Le geste qu’ils inventeront lors du tournoi : le combo réserve technique-interview d’un joueur de champ en plein match
Depuis la qualification face au Cap-Vert (qualifs du Mondial 2014) acquise grâce à une réclamation portant sur un joueur suspendu, la Tunisie s’est spécialisée dans la recherche de failles administratives afin de gagner par tous les moyens possibles. Lors d’un match de championnat en 2014, une caméra TV est même entrée sur le terrain pour interviewer des joueurs, tandis que leur capitaine déposait une réserve à la suite d’un penalty. Ce savoir-faire va être exporté pour la CAN 2017, et il ne serait pas étonnant de voir Abdennour contester une décision arbitrale défavorable, puis foncer prendre un micro sur le bord du terrain pour commenter la réclamation à venir.
Le Bongoefficient
Dans toutes les dictatures, il arrive que des événements dont les circonstances ne seront jamais élucidées se produisent. Dans le cas de l’histoire du foot en Tunisie, ça s’est déroulé le 30 juin 2002, le jour de Brésil-Allemagne en finale de Coupe du monde. Une coupure nationale de courant de deux heures prive tout le territoire tunisien de la deuxième mi-temps. Personne ne verra de ses yeux le doublé de Ronaldo. Après l’excuse (difficilement recevable) de la surchauffe estivale des centrales à la suite d’une surconsommation, il y a eu la thèse du sabotage. Le journal Tunis Hebdo annonce que cinq ingénieurs (condamnés et emprisonnés) ont fait exprès de tout couper dans tout le pays pour provoquer des émeutes. Troisième et dernière explication possible : la légende urbaine de la censure d’un documentaire sur la famille Trabelsi (Leïla Trabelsi, femme du président Ben Ali) retransmis sur Al Jazira le jour du match. On coupe le courant, plus personne n’a la télé, personne ne verra le documentaire. Laquelle de ces trois explications est la bonne ? Que s’est-il passé ? Nous ne saurons peut-être jamais. Reste un coef : 2002%.

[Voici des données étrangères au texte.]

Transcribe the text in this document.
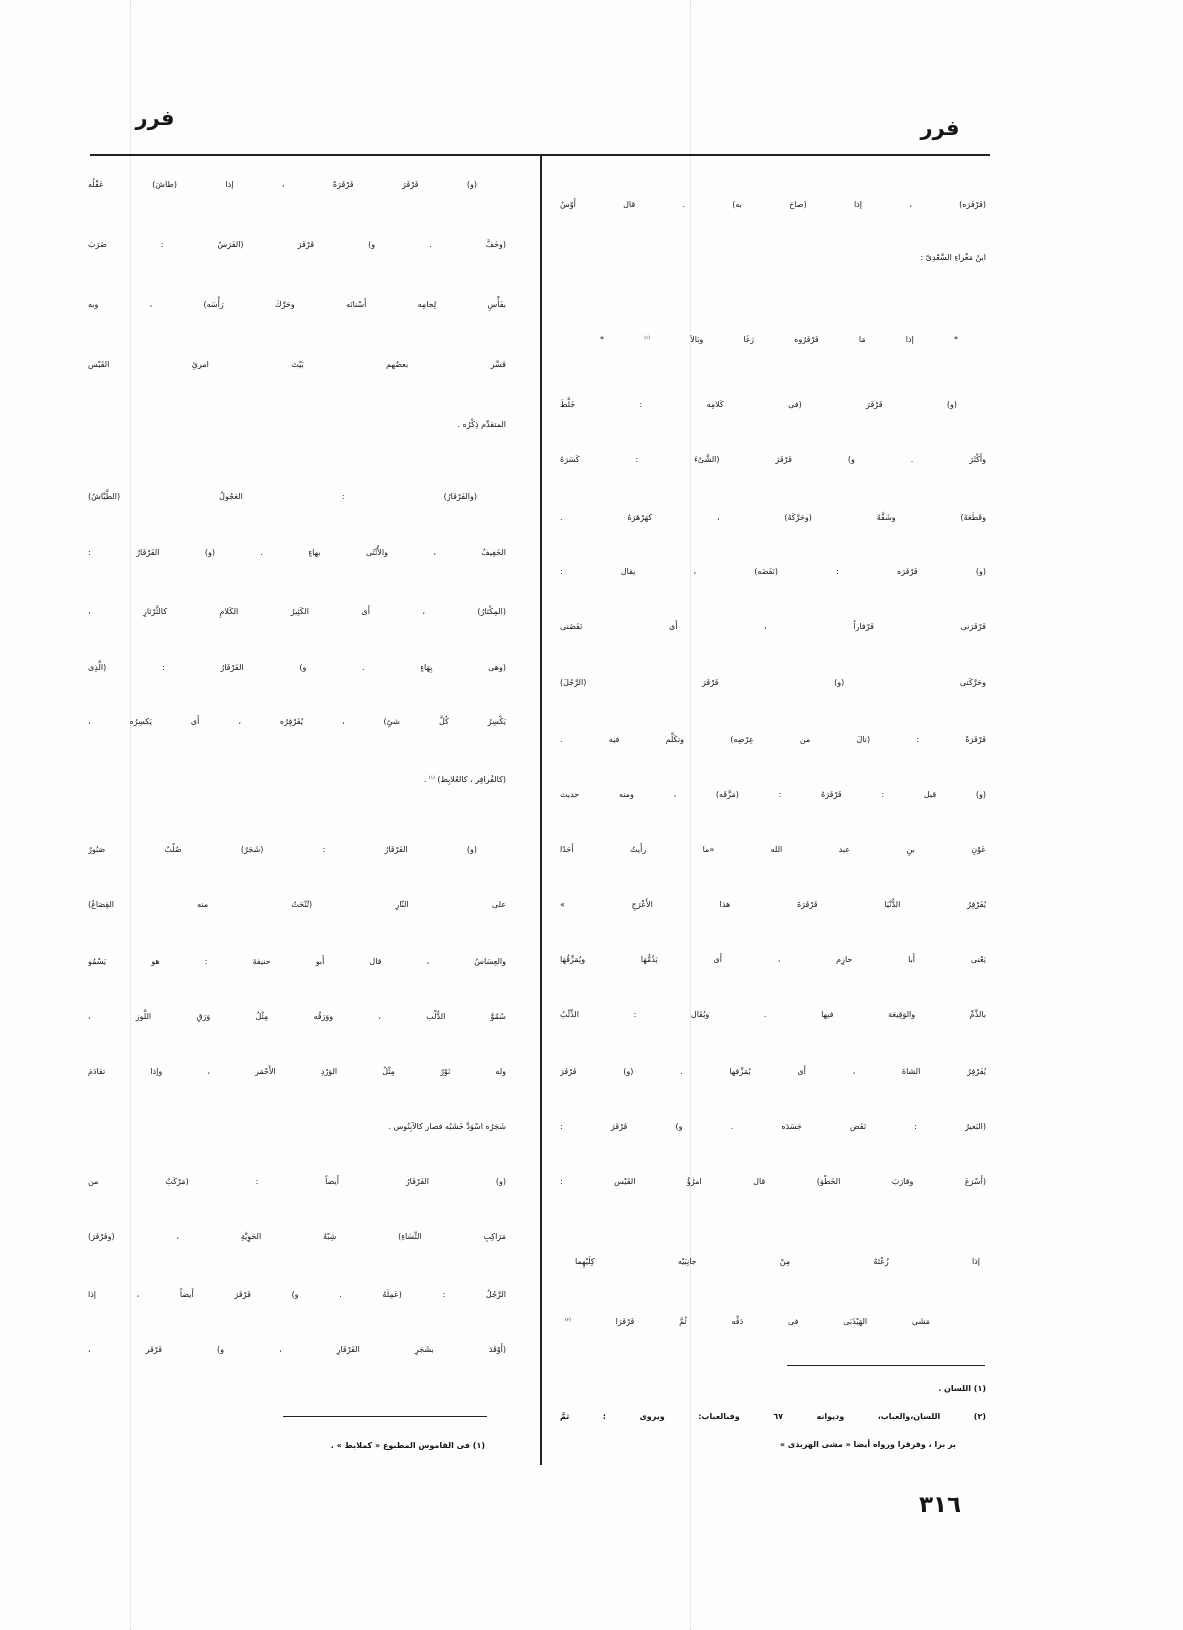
فرر
فرر
(فَرْفَرَه) ، إذا (صاحَ به) . قال أَوْسُ
ابنُ مَغْراءِ السَّعْدِىّ :
* إذا مَا فَرْفَرُوه رَغَا وبَالاَ $^{(١)}$ *
(و) فَرْفَرَ (فى كَلامِه : خَلَّطَ
وأَكْثَرَ . و) فَرْفَرَ (الشَّىْءَ : كَسَرَهُ
وقَطَعَهُ) وشَقَّهُ (وحَرَّكَهُ) ، كهَرْهَرَهُ .
(و) فَرْفَرَه : (نَفَضَه) ، يقال :
فَرْفَرَنى فَرْفاراً ، أَى نَفَضَنى
وحَرَّكَنى (و) فَرْفَرَ (الرَّجُلَ)
فَرْفَرَةً : (نالَ من عِرْضِه) وتكَلَّم فيه .
(و) قيل : فَرْفَرَهُ : (مَزَّقَه) ، ومنه حديث
عَوْنِ بنِ عبد الله «ما رأَيتُ أَحَدًا
يُفَرْفِرُ الدُّنْيَا فَرْفَرَةَ هذا الأَعْرَجِ »
يَعْنى أَبا حازِم ، أَى يَذُمُّهَا ويُمَزِّقُهَا
بالذَّمِّ والوَقِيعَة فيها . ويُقَال : الذِّئْبُ
يُفَرْفِرُ الشاةَ ، أَى يُمَزِّقها . (و) فَرْفَرَ
(البَعيرُ : نَفَض جَسَدَه . و) فَرْفَرَ :
(أَسْرَعَ وقارَبَ الخَطْوَ) قال امرُؤُ القَيْس :
إذا زُعْتَهُ مِنْ جانِبَيْه كِلَيْهِما
مَشَى الهَيْذَبَى فى دَفِّه ثُمَّ فَرْفَرَا $^{(٢)}$
(١) اللسان .
(٢) اللسان،والعباب، وديوانه ٦٧ وفىالعباب: ويروى : ثمَّ
بر برا ، وقرقرا ورواه أيضا « مشى الهربذى »
(و) فَرْفَرَ فَرْفَرَةً ، إذا (طاشَ) عَقْلُه
(وخَفَّ . و) فَرْفَرَ (الفَرَسُ : ضَرَبَ
بفَأْسِ لِجامِه أَسْنانَه وحَرَّكَ رَأْسَه) ، وبه
فَسَّر بعضُهم بَيْتَ امرئِ القَيْس
المتقدِّم ذِكْرُه .
(والفَرْفَارُ) : العَجُولُ (الطَّيَّاشُ)
الخَفِيفُ ، والأُنْثَى بهاءٍ . (و) الفَرْفَارُ :
(المِكْثارُ) ، أَى الكَثِيرُ الكَلامِ كالثَّرْثارِ ،
(وهى بِهَاءٍ . و) الفَرْفَارُ : (الَّذِى
يَكْسِرُ كُلَّ شئٍ) ، يُفَرْفِرُه ، أَى يَكسِرُه ،
(كالفُرافِر ، كالعُلابِط) $^{(١)}$ .
(و) الفَرْفَارُ : (شَجَرٌ) صُلْبٌ صَبُورٌ
على النّارِ (تُنْحَتُ منه القِصَاعُ)
والعِسَاسُ ، قال أَبو حنيفةَ : هو يَسْمُو
سُمُوَّ الدُّلْب ، ووَرَقُه مِثْلُ وَرَقِ اللَّوز ،
وله نَوْرٌ مِثْلُ الوَرْدِ الأَحْمَر ، وإذا تقادَمَ
شَجَرُه اسْوَدَّ خَشَبُه فصار كالآبِنُوس .
(و) الفَرْفَارُ أَيضاً : (مَرْكَبٌ من
مَرَاكِبِ النِّسَاءِ) شِبْهُ الحَوِيَّةِ ، (وفَرْفَرَ)
الرَّجُلُ : (عَمِلَهُ . و) فَرْفَرَ أَيضاً ، إذا
(أَوْقَدَ بشَجَرِ الفَرْفَارِ ، و) فَرْفَر ،
(١) فى القاموس المطبوع « كملابط » .
٣١٦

Pourquoi ils vont atteindre le dernier carré
La Tunisie n’est jamais aussi dangereuse que quand elle arrive sur la pointe des pieds. Le bloc très bas que Kasperczak va aligner risque d’agacer fortement l’Algérie et le Sénégal, et il suffira de quelques cartouches pour que Sliti, Khazri et Msakni trouvent la faille. Même s’il est probable que deux d’entre eux seulement soient titularisés. Ajoutez à ça une multitude d’options sur coup de pied arrêté (Maaloul et Lahmar pour tirer, les trois monstres de l’axe central dans les airs) et vous obtenez l’équipe la plus pénible à jouer du tournoi. Les Aigles de Carthage vont finir premiers de leur poule, prendre leur revanche sur la bête noire camerounaise en quarts et accéder aux demies pour la première fois depuis leur sacre en 2004. À partir de là, tout est possible.
L’hymne du tournoi
Les Tunisiens étant d’éternels retardataires, ils n’ont pas encore d’hymne officiel pour 2017. Revenons donc aux bases de la musique traditionnelle qui tourne en boucle dans les souks jusqu’à vous rendre cinglé. Autotune, flûte à bec, demandez le mezoued.